Hood and his wife, Elizabeth, had 11 children. One of their sons, Washington Hood, was a West Point graduate and captain in the Army Corps of Engineers. He was involved in plotting state lines in the midwestern territories and worked alongside Robert E. Lee, who later became the commanding Confederate general during the Civil War.

"As fate would have it, he ended up passing away from yellow fever," Schumacher said. "His parents had his body shipped back to the Hood Mansion, and they had him buried and erected a monument in his honor."

Members of the Hood family occupied the mansion as a summer home until the 1940s. It was then maintained by a series of caretakers who lived at the property until it was auctioned off in the 1980s. A plan for a golf course never got off the ground. The new owners rented the home out until the property was purchased by Boyd Gaming — the owner of Valley Forge Casino — for about $17 million in the early 2000s.

Because the land has been subdivided, tracing its recent history in Montgomery County property records reveals only a patchwork of information, including nominal transactions that hide its value. When real estate prices surged in 2020, Boyd Gaming sold the property to a developer out of Reading. That developer had considered subdividing and donating the mansion to Limerick to have it restored, but when an apartment project fell through, the property was sold again to its current owner for the warehouse project.

At a hearing in September, the Eastern Pennsylvania Preservation Society attempted to slow down the development timeline. The township asked the Brooklyn-based developer to grant the nonprofit access to the mansion. Schumacher and his team visited it a few weeks ago and reasoned with the developer about a solution that would allow for the home to be relocated.
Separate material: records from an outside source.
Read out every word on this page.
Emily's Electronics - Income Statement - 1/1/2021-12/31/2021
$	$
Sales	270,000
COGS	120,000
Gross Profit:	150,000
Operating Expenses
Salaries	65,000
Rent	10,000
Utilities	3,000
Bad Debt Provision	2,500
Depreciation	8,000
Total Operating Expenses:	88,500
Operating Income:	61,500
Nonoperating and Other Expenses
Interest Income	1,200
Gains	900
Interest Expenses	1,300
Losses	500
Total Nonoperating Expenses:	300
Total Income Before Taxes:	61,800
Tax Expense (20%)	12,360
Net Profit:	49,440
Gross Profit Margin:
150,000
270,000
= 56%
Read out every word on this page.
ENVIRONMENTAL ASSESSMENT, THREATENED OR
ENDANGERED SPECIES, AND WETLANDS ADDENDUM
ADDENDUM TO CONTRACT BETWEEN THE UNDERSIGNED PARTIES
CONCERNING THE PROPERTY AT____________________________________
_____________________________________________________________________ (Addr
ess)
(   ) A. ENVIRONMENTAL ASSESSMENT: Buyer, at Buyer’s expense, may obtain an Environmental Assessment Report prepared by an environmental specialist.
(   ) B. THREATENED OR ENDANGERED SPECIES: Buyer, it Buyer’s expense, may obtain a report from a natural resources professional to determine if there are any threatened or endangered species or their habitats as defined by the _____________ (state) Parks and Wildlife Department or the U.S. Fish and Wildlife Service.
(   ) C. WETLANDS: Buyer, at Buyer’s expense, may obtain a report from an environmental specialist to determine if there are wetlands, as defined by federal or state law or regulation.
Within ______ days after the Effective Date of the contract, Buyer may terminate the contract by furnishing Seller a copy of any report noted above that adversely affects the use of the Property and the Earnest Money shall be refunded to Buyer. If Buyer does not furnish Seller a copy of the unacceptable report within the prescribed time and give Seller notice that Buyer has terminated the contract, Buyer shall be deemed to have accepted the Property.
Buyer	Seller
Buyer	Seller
"Originally, he said no," Schumacher said. "Then he came back and said, 'OK, if you can get somebody to take it off the property, I don't have to be involved. I don't have to pay anything, then they can have it.' He didn't give us an actual timeline. When I asked him straight out, he said he wasn't sure, but he wanted it done soon."

Estimates Schumacher received from contractors indicated that moving the house as-is would take one to two months, at a minimum. Dismantling to have it rebuilt elsewhere would be a more complicated and lengthy process.

Having the mansion removed from the property appears to be the only recourse left to save it. Although the home was deemed eligible for the National Register of Historic Places — which elevates consideration for protection against development — the nomination of the Hood Mansion didn't make the cut. The current developer paid a firm to finish the partially completed nomination, and Schumacher believes it was denied because the case was framed around the home's architectural significance instead of the Hood family's story and the link to the Underground Railroad. The home also is not protected by the Pennsylvania Historical & Museum Commission.

"It's just that so much of the interior elements have been vandalized so heavily and are missing that now it becomes, in its current state, not as architecturally significant as it was when it was built," Schumacher said.

The good news is that there has been some interest from people potentially willing to relocate the mansion.

"We had a semi-serious party that was going to disassemble the house and move it to Chadds Ford," Schumacher said. "Unfortunately, the prices just came back too steep and they weren't able to make it work."

In addition to his role at the preservation nonprofit, Schumacher serves as the site manager of Linwood Estate, the sprawling Gilded Age mansion in Elkins Park that's on track for a major restoration project.

Schumacher is keeping hope alive that someone will step in to save the Hood family mansion from the wrecking ball before it's too late.

"The lesson that we're trying to communicate is that if more people would have said something sooner, or if we had better preservation laws in this country, developers wouldn't be able to purchase historic properties like this and just let them sit. We would be able to do more. There is so little that any historical society or preservation society can do to stop this that it becomes almost impossible."